Ele dizia que eu vivia agarrado com o relógio, e eu respondia sempre que ele era irresponsável, e que eu, no fim do mês, teria que pagar meu aluguel. Mas eu gostava muito quando João aparecia. Muitas vezes vinha da casa do Tom (Jobim) trazendo músicas acabadas de serem feitas, e que mais tarde se tornariam sucesso no mundo inteiro, e que ocupam até hoje uma boa parte do meu repertório. Conversávamos muito sobre a importância de saber respirar quando cantamos, e tanto treinamos que eu acabei cantando Saudade Fez um Samba, do Carlinhos Lyra, com um fôlego só. Utilizei muito em meus shows quando tenho certeza que o público conhecia a música, pois sem treino poucos chegam até a metade! Valia como uma brincadeira. Hoje eu ainda consigo chegar até o fim, mas aquela voltinha do final, eu não consigo mais dar, tudo tem limite!

O PATO

Lembro muito bem do João ensaiando O Pato de frente para o ângulo da sala, para obter melhor retorno do som. Ele cantava: "O pato"... Só isso, e repetia "O pato" e repetia "O pato"... Depois me dizia: "Tá vendo Normando? Não é "O pato", é: O pato." E eu respondia que só ele sabia da diferença entre "O pato", e, "O pato". Mas o importante não era que eu soubesse a diferença, pra mim o importante era que ele sabia! Quando ele apareceu com aquela batida eu lhe pedi para me mostrar como era e ele me mostrava, mas não adiantava nada porque eu não entendia, eu escutava, prestava bem atenção e não conseguia entender onde começava e onde era o fim. O que era evidente pra ele, não era pra mim. Passaram­se dias e dias e eu matutando... Aquele som estava na minha cabeça, eu podia quase vê­-lo, mas a minha mão não obedecia. Desde que matutando um bocado de tempo, estava tudo pronto na minha cabeça só faltava à fórmula!

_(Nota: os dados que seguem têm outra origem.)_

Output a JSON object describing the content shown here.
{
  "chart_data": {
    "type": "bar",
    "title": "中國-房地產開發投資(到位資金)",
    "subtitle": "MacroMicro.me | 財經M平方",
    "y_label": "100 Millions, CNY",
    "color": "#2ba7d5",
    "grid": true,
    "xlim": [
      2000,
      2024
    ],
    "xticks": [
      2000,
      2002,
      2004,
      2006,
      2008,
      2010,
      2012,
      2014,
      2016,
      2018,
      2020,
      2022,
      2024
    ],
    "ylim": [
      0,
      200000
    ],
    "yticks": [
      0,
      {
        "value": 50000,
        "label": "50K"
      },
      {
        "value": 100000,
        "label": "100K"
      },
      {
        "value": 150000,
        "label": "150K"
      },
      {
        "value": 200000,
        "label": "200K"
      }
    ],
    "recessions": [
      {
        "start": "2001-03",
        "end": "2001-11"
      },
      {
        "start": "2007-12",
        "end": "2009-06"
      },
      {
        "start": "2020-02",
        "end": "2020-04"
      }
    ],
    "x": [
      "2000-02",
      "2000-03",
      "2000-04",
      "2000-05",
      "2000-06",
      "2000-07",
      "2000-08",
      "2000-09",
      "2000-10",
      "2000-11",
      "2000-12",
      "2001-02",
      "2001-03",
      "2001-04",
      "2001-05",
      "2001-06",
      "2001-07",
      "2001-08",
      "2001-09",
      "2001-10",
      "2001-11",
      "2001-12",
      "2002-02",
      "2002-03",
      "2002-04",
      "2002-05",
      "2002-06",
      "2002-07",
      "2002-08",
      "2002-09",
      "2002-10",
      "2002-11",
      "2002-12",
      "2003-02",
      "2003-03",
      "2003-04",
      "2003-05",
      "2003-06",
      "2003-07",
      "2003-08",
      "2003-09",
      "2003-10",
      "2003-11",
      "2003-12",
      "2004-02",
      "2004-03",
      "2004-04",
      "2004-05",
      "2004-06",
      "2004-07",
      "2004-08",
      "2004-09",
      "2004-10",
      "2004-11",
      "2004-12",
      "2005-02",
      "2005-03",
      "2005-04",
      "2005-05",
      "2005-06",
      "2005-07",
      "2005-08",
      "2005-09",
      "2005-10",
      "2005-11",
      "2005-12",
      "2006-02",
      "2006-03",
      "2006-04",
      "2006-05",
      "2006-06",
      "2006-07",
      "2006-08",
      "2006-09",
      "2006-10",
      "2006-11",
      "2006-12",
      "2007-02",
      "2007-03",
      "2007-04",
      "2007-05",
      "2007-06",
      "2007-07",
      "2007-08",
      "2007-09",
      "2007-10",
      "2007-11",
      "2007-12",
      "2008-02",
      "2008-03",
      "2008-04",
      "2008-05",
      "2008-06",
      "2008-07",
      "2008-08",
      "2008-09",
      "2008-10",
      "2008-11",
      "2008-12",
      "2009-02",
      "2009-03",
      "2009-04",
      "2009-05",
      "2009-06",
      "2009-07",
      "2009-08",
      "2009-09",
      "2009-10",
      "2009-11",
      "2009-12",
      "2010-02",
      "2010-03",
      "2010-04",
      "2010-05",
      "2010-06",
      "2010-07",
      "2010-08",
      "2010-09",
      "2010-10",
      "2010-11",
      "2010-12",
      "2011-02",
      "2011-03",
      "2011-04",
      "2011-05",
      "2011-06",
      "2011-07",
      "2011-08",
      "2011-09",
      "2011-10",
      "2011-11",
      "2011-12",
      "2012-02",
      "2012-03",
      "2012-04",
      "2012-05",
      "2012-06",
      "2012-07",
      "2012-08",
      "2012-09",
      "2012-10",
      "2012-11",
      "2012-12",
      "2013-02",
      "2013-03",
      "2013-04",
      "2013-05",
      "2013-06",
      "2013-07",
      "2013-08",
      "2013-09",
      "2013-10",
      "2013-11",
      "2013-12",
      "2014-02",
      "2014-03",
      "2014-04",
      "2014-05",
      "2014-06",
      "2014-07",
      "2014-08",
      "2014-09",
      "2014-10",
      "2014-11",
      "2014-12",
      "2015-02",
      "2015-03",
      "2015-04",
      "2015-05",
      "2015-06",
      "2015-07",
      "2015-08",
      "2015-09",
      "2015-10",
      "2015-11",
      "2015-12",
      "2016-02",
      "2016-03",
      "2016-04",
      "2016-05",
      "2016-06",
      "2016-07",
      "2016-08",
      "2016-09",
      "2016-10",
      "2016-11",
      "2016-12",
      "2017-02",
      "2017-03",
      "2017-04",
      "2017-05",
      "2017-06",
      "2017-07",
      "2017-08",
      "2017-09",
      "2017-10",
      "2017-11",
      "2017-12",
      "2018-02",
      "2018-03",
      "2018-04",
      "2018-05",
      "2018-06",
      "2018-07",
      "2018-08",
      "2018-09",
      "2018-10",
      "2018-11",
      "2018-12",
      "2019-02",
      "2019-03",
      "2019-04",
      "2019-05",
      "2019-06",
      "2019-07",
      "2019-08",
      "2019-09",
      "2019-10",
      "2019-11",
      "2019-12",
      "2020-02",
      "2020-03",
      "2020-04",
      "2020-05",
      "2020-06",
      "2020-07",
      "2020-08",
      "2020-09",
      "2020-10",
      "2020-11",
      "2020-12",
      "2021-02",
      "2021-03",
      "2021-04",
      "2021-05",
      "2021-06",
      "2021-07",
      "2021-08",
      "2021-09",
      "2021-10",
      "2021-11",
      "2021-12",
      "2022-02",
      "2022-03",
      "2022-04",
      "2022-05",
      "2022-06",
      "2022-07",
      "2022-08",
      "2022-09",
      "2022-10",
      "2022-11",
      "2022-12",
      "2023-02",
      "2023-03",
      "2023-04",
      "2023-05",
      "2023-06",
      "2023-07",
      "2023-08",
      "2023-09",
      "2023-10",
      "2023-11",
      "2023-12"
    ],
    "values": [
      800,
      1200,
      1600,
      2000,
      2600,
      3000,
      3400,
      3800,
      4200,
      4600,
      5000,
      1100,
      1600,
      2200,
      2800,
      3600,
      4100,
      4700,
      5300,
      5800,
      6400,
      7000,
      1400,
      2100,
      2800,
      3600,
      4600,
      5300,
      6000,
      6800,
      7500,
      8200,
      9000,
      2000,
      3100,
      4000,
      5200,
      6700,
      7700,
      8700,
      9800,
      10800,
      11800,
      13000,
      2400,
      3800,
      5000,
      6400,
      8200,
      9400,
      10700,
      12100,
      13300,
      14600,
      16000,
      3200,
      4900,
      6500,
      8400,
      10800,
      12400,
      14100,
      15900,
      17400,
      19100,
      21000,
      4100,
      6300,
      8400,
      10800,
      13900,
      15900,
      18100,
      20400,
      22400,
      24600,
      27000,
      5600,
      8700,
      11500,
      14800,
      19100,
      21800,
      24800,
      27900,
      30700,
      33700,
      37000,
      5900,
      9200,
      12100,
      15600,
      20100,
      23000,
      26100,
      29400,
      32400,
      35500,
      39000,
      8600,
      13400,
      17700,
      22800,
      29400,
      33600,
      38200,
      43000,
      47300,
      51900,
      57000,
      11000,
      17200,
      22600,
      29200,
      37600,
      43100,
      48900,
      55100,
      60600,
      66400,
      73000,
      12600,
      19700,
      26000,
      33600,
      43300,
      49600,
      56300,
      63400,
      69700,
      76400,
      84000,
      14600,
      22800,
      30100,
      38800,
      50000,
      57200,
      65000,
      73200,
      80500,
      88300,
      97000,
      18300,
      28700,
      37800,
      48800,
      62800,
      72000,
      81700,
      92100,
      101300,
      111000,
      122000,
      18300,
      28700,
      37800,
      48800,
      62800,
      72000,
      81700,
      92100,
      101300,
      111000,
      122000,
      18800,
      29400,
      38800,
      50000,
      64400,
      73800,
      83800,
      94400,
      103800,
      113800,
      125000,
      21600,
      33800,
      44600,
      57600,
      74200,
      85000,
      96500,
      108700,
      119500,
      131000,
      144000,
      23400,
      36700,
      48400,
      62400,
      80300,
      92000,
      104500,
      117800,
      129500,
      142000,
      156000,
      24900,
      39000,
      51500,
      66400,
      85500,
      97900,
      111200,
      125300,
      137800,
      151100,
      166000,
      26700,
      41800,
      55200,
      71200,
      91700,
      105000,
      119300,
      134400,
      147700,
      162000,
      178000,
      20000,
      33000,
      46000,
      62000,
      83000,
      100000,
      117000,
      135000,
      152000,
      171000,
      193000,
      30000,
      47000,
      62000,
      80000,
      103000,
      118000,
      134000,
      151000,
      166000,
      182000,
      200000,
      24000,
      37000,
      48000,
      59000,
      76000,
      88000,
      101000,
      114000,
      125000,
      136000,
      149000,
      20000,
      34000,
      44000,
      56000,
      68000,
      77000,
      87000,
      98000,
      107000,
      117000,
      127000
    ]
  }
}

Não era só eu acertar fazer aquele balanço como o João, eu tinha é que saber como transmitir aos meus alunos! Para mim isso era o mais importante. Como professor João era um nulo, mas como criador era um gênio! Daí eu tive a ideia de seccionar o que estava na minha cabeça, primeiro preenchendo um compasso e depois dois. Eureca! Encontrei a fórmula. Essa era naturalmente a base, o resto você balança como sente de acordo com a música. Meus alunos recebiam aquele balanço todo mastigado e sem dificuldade até o momento de cantar e de se acompanhar ao mesmo tempo... Porque aí eram outros 500! Aí a coisa se complicava já que enquanto a mão balança de um jeito a boca está dividindo outra coisa.

Hoje em dia pra falar com João é um cinema! Ele não atende telefone. Uma vez de visita ao Rio, liguei pra ele, dizendo que queria visitá-­lo. Ele me disse: "Você telefona pro Antonio (o porteiro do prédio, e pernambucano!). Antonio telefona pra mim e eu telefono pra você! Tive com ele algumas vezes, mas antes de ele ser pai da última criança.